LOS ANGELES – Foie gras can be sold to customers in California if it’s not produced or paid for within the state, a US District Court judge ruled.
Judge Stephen Wilson of the US District Court for the Central District of California found that the state’s ban on foie gras was not intended to be a total ban. It did not address the “possession, importation or receipt of foie gras” within the state. Rather, the intent of the legislation was to prevent force-feeding of birds in California.
“There is no evidence that California intended to completely ban the receipt or possession of foie gras in California, and there is ample evidence that this was not California’s intent,” Wilson said.
So, the sale of foie gras does not violate state law when:
- The seller is located outside of California.
- The foie gras being purchased is not present within California at the time of sale.
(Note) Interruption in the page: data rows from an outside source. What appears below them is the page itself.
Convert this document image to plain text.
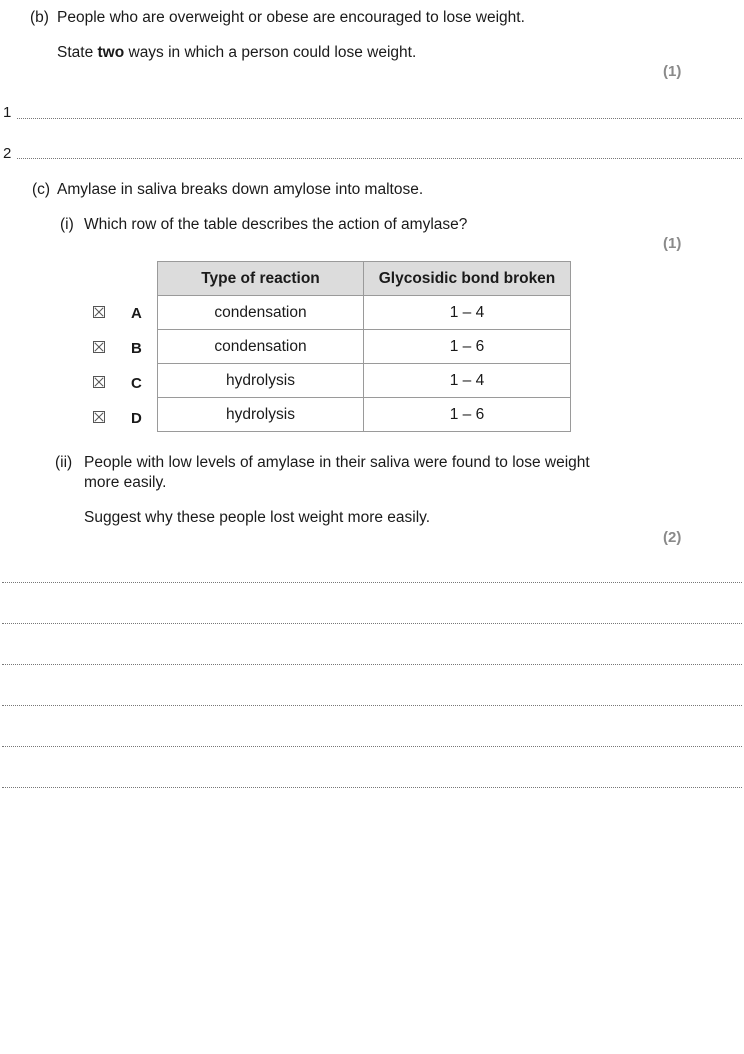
(b) People who are overweight or obese are encouraged to lose weight.
State two ways in which a person could lose weight.
(1)
1
2
(c) Amylase in saliva breaks down amylose into maltose.
(i) Which row of the table describes the action of amylase?
(1)
A
B
C
D
Type of reaction	Glycosidic bond broken
condensation	1 – 4
condensation	1 – 6
hydrolysis	1 – 4
hydrolysis	1 – 6
(ii) People with low levels of amylase in their saliva were found to lose weight
more easily.
Suggest why these people lost weight more easily.
(2)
- The transaction is processed outside of California (via phone, fax, email, website, or otherwise).
- Payment is received and processed outside of California, and The foie gas is given to the purchaser or a third-party delivery service outside of California, and “[t]he shipping company [or purchaser] thereafter transports the product to the recipient designated by the purchaser,” even if the recipient is in California.
Wilson noted that the ruling does not encompass situations where the seller is present in California during the sale, or the foie gras is already present in California when the sale is made. And, it’s still illegal for restaurants to serve foie gras.
Hudson Valley Foie Gras in New York, together with an association of Canadian foie gras producers, challenged California's foie gras ban which resulted in the loss of nearly one-third of their sales. Now, these out-of-state producers of foie gras say they prepared to meet California’s demand for foie gras.
“We are gratified that the Court recognized that California’s misguided ban was never intended to apply to foie gras products from out‐of‐state producers that are shipped to happy consumers in California,” said Marcus Henley, vice president of Hudson Valley Foie Gras.
The Catskill Foie Gras Collective, a consortium of duck farms in Sullivan County, New York and Canada announced they will begin selling foie gras online by phone.
“We are very grateful for this victory,” said Sergio Saravia, president of La Belle Farm. “This victory is symbolic that even in the most trying times, if we stand together, we will persevere.”
Foie gras has been a source of controversy because it is produced using gavage, or force-feeding, geese and ducks to create fatty livers. Animal welfare groups argue the practice is inhumane.
On Jan. 6, the Supreme Court ended more than seven years of legal wrangling over the issue when the justices declined to hear the case, effectively killing an attempt to overturn the ban on the production and sale of foie gras in California.